Schultz had traveled widely in Europe and seen firsthand the operations in Scotland and Ireland that perfected the art of distilling whiskey. RoughStock never really had much of a plan to manufacture anything else, Schultz says. The grain-growing regions of Montana reminded him too much of northern Europe for him to be interested in much beyond whiskey.

“The abundance of grain and natural water—good water—we have in the western part of the state was kind of the formula for what we wanted to do,” Schultz says. “We kind of modeled ourselves after a lot of the scotch distilleries and some of the other smaller whiskey distilleries that you never hear of that dot the western European landscape.”

Schultz and his wife, Kari, both came from agricultural backgrounds in the state. Through bottles of booze, the two thought to give Montana “a spot on the map.” Their tasting room, situated on the corridor between Bozeman and Big Sky, draws mostly tourists curious about what Montana can produce. That exposure helped the couple “put something in a bottle that’s representative of Montana agriculture.”

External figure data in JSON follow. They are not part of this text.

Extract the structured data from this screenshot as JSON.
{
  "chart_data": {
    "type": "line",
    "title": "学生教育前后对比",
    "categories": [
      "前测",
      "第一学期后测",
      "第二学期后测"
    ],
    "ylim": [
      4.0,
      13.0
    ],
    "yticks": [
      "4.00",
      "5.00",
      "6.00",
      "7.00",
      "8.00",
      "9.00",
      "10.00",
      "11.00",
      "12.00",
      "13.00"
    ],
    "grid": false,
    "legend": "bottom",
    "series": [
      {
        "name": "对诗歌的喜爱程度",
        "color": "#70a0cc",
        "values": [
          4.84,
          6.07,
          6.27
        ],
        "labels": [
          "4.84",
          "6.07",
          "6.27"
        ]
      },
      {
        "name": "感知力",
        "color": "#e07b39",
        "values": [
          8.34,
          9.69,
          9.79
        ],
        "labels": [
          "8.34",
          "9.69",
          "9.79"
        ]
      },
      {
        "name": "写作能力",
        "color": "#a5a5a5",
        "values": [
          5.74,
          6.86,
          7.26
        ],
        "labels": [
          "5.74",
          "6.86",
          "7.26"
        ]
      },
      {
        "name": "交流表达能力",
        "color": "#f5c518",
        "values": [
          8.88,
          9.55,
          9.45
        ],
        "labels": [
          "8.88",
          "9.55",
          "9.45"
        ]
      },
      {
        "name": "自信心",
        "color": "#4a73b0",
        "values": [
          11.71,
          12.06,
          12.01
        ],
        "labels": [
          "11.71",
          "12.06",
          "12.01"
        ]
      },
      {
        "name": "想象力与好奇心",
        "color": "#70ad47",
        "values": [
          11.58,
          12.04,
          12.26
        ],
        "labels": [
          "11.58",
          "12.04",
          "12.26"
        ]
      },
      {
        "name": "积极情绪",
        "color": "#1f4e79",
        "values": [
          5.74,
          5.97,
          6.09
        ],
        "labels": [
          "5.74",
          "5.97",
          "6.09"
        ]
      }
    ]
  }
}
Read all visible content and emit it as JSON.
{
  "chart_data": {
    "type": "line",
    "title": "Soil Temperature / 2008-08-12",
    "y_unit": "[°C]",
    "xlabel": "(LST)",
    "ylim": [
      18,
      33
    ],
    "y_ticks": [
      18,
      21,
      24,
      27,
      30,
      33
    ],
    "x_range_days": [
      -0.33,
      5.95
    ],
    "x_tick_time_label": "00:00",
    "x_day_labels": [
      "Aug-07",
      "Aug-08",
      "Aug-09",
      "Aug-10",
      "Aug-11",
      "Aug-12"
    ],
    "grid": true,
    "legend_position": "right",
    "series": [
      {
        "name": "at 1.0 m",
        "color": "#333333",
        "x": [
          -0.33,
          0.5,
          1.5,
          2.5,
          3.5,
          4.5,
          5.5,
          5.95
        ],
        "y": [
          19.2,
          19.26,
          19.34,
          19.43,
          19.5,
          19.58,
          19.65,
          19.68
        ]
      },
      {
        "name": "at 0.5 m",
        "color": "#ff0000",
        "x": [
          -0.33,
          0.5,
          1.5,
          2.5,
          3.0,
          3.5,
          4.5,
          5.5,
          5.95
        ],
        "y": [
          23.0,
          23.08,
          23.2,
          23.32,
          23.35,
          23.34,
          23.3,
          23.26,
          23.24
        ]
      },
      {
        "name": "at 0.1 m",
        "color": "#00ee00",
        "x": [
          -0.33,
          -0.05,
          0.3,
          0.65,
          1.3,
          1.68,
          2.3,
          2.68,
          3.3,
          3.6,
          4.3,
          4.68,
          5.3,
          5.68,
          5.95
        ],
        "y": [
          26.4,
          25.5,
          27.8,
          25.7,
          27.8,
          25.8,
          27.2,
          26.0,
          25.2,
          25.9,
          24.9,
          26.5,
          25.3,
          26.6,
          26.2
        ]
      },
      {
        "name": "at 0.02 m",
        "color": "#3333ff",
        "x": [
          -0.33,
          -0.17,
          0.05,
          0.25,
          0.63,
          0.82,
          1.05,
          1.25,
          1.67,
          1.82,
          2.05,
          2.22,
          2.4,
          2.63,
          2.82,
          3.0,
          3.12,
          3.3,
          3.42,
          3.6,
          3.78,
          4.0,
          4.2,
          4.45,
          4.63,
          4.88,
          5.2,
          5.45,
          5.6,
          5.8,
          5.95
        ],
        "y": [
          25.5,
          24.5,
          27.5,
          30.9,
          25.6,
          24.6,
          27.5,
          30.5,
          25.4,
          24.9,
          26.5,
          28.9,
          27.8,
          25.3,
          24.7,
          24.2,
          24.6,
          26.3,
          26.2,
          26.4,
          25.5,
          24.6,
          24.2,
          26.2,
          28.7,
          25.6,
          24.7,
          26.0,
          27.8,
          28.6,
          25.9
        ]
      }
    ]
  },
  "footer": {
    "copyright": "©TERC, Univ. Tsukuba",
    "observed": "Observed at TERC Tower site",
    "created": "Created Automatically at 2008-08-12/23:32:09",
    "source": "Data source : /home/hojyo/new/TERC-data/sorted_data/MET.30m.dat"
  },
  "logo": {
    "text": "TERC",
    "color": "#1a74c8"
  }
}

Tourism, in fact, has become the main driver for many of the state’s distilleries. As Brady Wiseman puts it, Montana’s population is a deceptive figure. The state may only have one million residents, but it averages nearly 10 million visitors a year. Each bottle of Montana spirits acts as a sort of ambassador, a sentiment shared widely among state distillers.

But these ambassadors didn’t arrive overnight. Microdistilling requires a hefty investment up front. Schultz estimates the initial overhead of legal fees, still equipment, raw materials and other necessities came to well over $500,000. Distillers have to secure licensing and equipment before they can even begin producing a product. Whiskey in particular requires aging, sometimes for years, so Schultz found himself looking far ahead from the very beginning, before the customer base was even there.

“We knew we weren’t going to make any money for a very long time,” Schultz says. “Talk to me here at the 10- to 15-year mark and I might have a better report for you as far as money making.

“We didn’t get into this to make a million dollars overnight,” he continues. “It’s a slow-growth process. We can’t make whiskey any faster than we do, and we certainly can’t age it any faster.”

For the first two years, Schultz and his wife did everything at RoughStock themselves. They’ve since moved to a larger facility, hired nine employees and opened a tasting room in May 2011. This year, the distillery is planning to move again. Schultz says that at this point, “we’re making enough to keep the lights on and increase production without amassing a huge debt.”